Call: lm(formula = I(alldeaths/150) ~ I((NDAM/40000)/(vfromC(Category)/vfromC(1))^2) * MasFem + I((NDAM/40000)/(vfromC(Category)/vfromC(1))^2):I((Year - 1990)/10), data = Data) Residuals: Min 1Q Median 3Q Max -0.45177 -0.05030 -0.02915 0.00788 1.51405 Coefficients: Estimate (Intercept) 0.0299784 I((NDAM/40000)/(vfromC(Category)/vfromC(1))^2) 0.8358198 MasFem 0.0008459 I((NDAM/40000)/(vfromC(Category)/vfromC(1))^2):MasFem 0.0457350 I((NDAM/40000)/(vfromC(Category)/vfromC(1))^2):I((Year - 1990)/10) -0.1577365 Std. Error (Intercept) 0.0621153 I((NDAM/40000)/(vfromC(Category)/vfromC(1))^2) 0.4158438 MasFem 0.0080992 I((NDAM/40000)/(vfromC(Category)/vfromC(1))^2):MasFem 0.0500918 I((NDAM/40000)/(vfromC(Category)/vfromC(1))^2):I((Year - 1990)/10) 0.0605482 t value (Intercept) 0.483 I((NDAM/40000)/(vfromC(Category)/vfromC(1))^2) 2.010 MasFem 0.104 I((NDAM/40000)/(vfromC(Category)/vfromC(1))^2):MasFem 0.913 I((NDAM/40000)/(vfromC(Category)/vfromC(1))^2):I((Year - 1990)/10) -2.605 Pr(>|t|) (Intercept) 0.6306 I((NDAM/40000)/(vfromC(Category)/vfromC(1))^2) 0.0475 * MasFem 0.9171 I((NDAM/40000)/(vfromC(Category)/vfromC(1))^2):MasFem 0.3638 I((NDAM/40000)/(vfromC(Category)/vfromC(1))^2):I((Year - 1990)/10) 0.0108 * --- Signif. codes: 0 ‘***’ 0.001 ‘**’ 0.01 ‘*’ 0.05 ‘.’ 0.1 ‘ ’ 1 Residual standard error: 0.2108 on 87 degrees of freedom Multiple R-squared: 0.4282, Adjusted R-squared: 0.4019 F-statistic: 16.29 on 4 and 87 DF, p-value: 5.4e-10

I’ve gotten ahold of the pay-walled PNAS article, and see that they only count US deaths, so my change for hurricane Isaac might not be correct. whatever, it seems that they probably have problems with their counts anyway, a proper bayesian model would certainly have an errors-in-variables component.

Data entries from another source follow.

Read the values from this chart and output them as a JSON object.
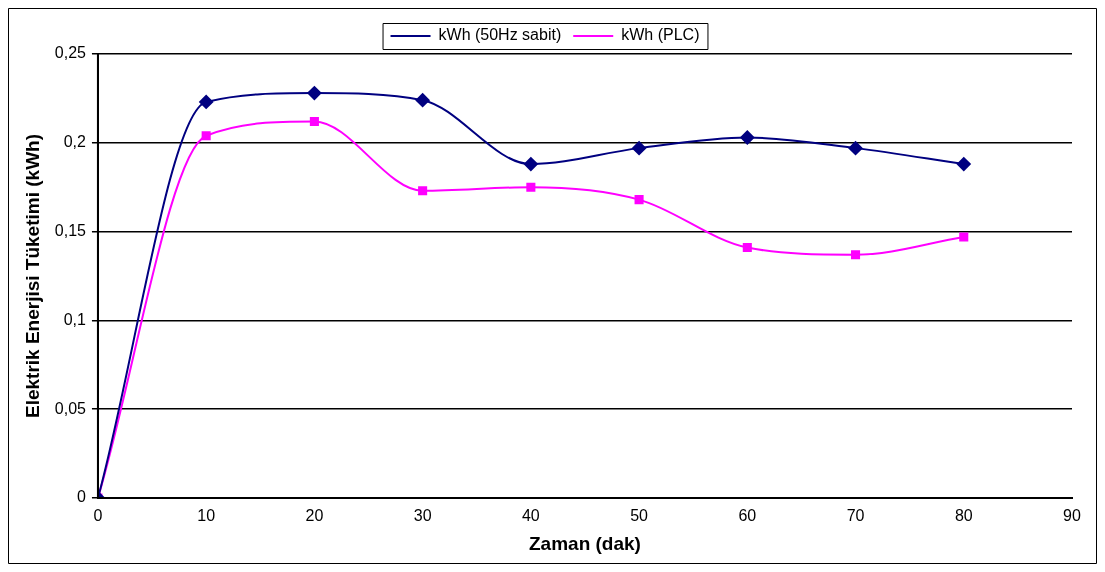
{
  "chart_data": {
    "type": "line",
    "xlabel": "Zaman (dak)",
    "ylabel": "Elektrik Enerjisi Tüketimi (kWh)",
    "x": [
      0,
      10,
      20,
      30,
      40,
      50,
      60,
      70,
      80
    ],
    "series": [
      {
        "name": "kWh (50Hz sabit)",
        "color": "#000080",
        "marker": "diamond",
        "values": [
          0,
          0.223,
          0.228,
          0.224,
          0.188,
          0.197,
          0.203,
          0.197,
          0.188
        ]
      },
      {
        "name": "kWh (PLC)",
        "color": "#ff00ff",
        "marker": "square",
        "values": [
          0,
          0.204,
          0.212,
          0.173,
          0.175,
          0.168,
          0.141,
          0.137,
          0.147
        ]
      }
    ],
    "xlim": [
      0,
      90
    ],
    "xticks": [
      0,
      10,
      20,
      30,
      40,
      50,
      60,
      70,
      80,
      90
    ],
    "ylim": [
      0,
      0.25
    ],
    "yticks": [
      0,
      {
        "value": 0.05,
        "label": "0,05"
      },
      {
        "value": 0.1,
        "label": "0,1"
      },
      {
        "value": 0.15,
        "label": "0,15"
      },
      {
        "value": 0.2,
        "label": "0,2"
      },
      {
        "value": 0.25,
        "label": "0,25"
      }
    ],
    "grid": "y",
    "legend": "top",
    "line_style": "solid"
  }
}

The biggest issue though is that they seem to have created their NDAM variable by converting the damage to the prediction for the 2013 damage that would have occurred if the hurricane hit the same spot at that time. That’s pretty broken, since it has to do with what the population and building stock are in 2013 which is irrelevant to the actual hurricane.

Unfortunately, they don’t include an un-normalized damage estimate, which we could simply divide by CPI to get a constant dollar amount. but I would expect if that happened, my model would fit even better.